Ivan Nova – 6 IP, 1 ER, 8 baserunners, 10 Ks. One of 24 major league pitchers with 100 Ks going into the break and one of 14 with 10 wins, while getting his ERA below 4 for the first time since April. He won’t be in tomorrow’s top 100 for the 2nd half, but he was strongly considered.
Oliver Perez – 2/3 IP, 1 ER. Heeeeeeeee’s back! Don’t let your babies grow up to be cowboys, instead let them grow up to be left-handed pitchers because they will always find work.
Bartolo Colon – 8 2/3 IP, 1 ER, 7 baserunners, 5 Ks as he battled F-Her (7 2/3 IP, 1 ER, 9 baserunners, 6 Ks). In the 13th inning, the A’s finally scored to beat the M’s 2-1. This reminded me of a Little League game where the parents just want to go home so they make up a rule that after the third tied inning teams start each half inning with two runners on.
Yoenis Cespedes – Left the game with a thumb sprain. He should be fine when the 2nd half starts, but it could hurt his dancing since he learned it in Cuba from watching Elaine Benes.
Jay Bruce – Ended the 2nd half with a slam & legs, so you wouldn’t spend the entire All-Star Break wondering when he’d get hot again, but instead wonder if Sunday was the start of a hot streak.
Tim Lincecum – 3 1/3 IP, 6 ER. On the bright side, you dropped him last week when I told you to. Oh, you didn’t? Your bad. (Actually, we told you to drop him about a month ago, but whatevs.)
Santiago Casilla – Romo got a save the other day, but simply because Casilla is out with a blister. Sounds like it’s dire straits in lyrics only.
Andrew McCutchen – 3-for-5, 3 runs, 4 RBIs with two homers as he hits .362. Since everyone else I ever loved in this fantasy baseball world has been injured, let’s pray for The Dread Pirate. C’mon, let’s join hands in a prayer parallel line.
Neil Walker – 5-for-5, 4 runs, 2 RBIs and 6th homer. I almost wrote Todd Walker. Ha, ‘member that middle infidel? Are they related? Someone check Ancestry.com, then write a 500 word essay explaining better ways you could spend your time than checking Neil Walker’s lineage. Walker now has a 12-game hitting streak and he’s producing solid counting stats (which is a polite way of saying he doesn’t have much power or speed).
Trevor Bauer – 6 IP, 0 ER, 3 baserunners, 6 Ks. I wouldn’t say he was exactly facing off against the 1927 Blue Jays. The Dodgers he pitched against have an entire lineup of guys that aren’t mixed league worthy, which is hard to pull off. Last team to pull that off was the 2012 Padres, then to find another team you have to go back to the 2011 Padres. Either way, or eyethurr if Chingy is reading, Bauer will be completely unpredictable, but as previously mentioned his upside is worth the gamble. Just have to watch out for the roofie.
Paul Goldschmidt – 2-for-3, 4 RBIs and his 12th homer. The bigger surprise is he’s hitting .302 with 8 steals. Aushizz!
Rickie Weeks – 3-for-5, 2 RBIs and his 2nd homer in the last 3 games to enter the All-Star Break with a .199 average.

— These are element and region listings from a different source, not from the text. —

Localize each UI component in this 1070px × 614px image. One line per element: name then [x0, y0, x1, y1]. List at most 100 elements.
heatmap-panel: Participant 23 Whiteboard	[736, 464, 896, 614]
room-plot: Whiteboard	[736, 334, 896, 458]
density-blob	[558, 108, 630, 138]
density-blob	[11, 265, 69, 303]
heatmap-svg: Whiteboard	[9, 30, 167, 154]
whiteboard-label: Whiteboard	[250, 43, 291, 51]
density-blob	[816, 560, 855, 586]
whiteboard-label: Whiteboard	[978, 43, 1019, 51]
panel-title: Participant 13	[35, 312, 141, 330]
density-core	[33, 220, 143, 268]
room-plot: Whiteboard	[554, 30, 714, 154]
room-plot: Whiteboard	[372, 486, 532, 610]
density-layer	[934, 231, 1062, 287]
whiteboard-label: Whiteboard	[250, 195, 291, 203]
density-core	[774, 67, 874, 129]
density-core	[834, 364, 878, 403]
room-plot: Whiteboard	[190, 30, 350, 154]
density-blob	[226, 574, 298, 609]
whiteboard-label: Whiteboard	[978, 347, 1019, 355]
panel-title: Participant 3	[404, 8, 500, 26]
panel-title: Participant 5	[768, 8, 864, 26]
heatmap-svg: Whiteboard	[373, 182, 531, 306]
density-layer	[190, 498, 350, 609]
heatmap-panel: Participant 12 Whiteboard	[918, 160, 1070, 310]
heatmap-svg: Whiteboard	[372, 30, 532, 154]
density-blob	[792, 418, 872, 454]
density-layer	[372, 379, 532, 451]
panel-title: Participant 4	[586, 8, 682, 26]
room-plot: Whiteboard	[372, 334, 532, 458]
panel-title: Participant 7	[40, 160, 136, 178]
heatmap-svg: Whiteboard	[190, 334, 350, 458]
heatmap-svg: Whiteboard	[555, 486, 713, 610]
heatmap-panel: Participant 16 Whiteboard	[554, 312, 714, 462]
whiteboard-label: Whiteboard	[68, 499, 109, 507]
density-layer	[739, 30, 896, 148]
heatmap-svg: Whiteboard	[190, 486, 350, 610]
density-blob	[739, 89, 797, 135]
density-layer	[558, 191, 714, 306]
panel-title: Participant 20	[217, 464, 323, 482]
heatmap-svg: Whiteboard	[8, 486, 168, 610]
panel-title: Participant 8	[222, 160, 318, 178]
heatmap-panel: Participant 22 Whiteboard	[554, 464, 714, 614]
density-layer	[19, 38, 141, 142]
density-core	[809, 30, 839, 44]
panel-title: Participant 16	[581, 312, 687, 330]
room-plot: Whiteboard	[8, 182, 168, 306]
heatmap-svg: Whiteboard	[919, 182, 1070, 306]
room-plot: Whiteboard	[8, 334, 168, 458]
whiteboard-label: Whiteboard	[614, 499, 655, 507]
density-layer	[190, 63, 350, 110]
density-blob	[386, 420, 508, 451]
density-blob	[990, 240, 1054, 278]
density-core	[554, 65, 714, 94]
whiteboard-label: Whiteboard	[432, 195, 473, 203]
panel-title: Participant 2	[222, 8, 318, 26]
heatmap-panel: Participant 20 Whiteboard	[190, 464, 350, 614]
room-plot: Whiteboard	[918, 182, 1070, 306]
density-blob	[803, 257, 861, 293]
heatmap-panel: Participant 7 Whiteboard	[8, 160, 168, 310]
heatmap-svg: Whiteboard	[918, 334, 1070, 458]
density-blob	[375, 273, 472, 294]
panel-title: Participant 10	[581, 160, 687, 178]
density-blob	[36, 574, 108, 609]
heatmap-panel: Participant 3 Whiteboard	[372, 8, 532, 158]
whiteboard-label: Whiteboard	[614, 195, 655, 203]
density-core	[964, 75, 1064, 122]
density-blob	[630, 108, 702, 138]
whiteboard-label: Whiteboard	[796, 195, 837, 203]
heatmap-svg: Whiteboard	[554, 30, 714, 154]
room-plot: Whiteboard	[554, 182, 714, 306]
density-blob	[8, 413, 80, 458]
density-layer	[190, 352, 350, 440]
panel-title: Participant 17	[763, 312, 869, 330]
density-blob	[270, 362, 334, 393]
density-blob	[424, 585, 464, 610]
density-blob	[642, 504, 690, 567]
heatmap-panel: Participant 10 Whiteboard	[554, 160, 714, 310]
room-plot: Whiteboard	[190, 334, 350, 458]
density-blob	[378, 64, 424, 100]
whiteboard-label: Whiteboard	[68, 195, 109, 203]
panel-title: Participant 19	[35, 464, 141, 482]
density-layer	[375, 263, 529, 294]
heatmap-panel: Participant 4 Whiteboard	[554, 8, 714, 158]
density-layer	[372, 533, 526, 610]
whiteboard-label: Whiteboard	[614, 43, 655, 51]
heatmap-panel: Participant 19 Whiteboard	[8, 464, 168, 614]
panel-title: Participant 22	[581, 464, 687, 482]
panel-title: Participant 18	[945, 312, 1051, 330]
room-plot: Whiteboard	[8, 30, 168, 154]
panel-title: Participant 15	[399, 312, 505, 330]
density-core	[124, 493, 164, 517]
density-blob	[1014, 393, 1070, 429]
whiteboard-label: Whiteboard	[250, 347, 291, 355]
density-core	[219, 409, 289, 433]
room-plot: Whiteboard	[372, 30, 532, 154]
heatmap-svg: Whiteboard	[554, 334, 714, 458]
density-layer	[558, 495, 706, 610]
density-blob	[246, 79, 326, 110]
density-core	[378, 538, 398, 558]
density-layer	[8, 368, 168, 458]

Half of me (the Lily Tomlin half) wants to say buy Weeks for the 2nd half.
Zack Greinke – 3 IP, 3 ER and this comes after he started Saturday’s game, threw 4 pitches and was ejected. The ump has some nerve kicking Greinke out that quickly. Imagine your kid, let’s call him Timmy, wants to see his favorite player, Greinke. You load up Timmy and his sister, whose name you can’t recall, into the minivan. Spend money on gas, frankfurters, tickets, nachos, soft-serve ice cream in a novelty baseball helmet — $120 before you even get to your seat — and just as you sit down the ump ejects Greinke. No wonder why baseball’s bleeding fans. Something should be done to neuter umps. Literally. From now on, only eunuchs for MLB umpires. Let them wince every time they call a ball.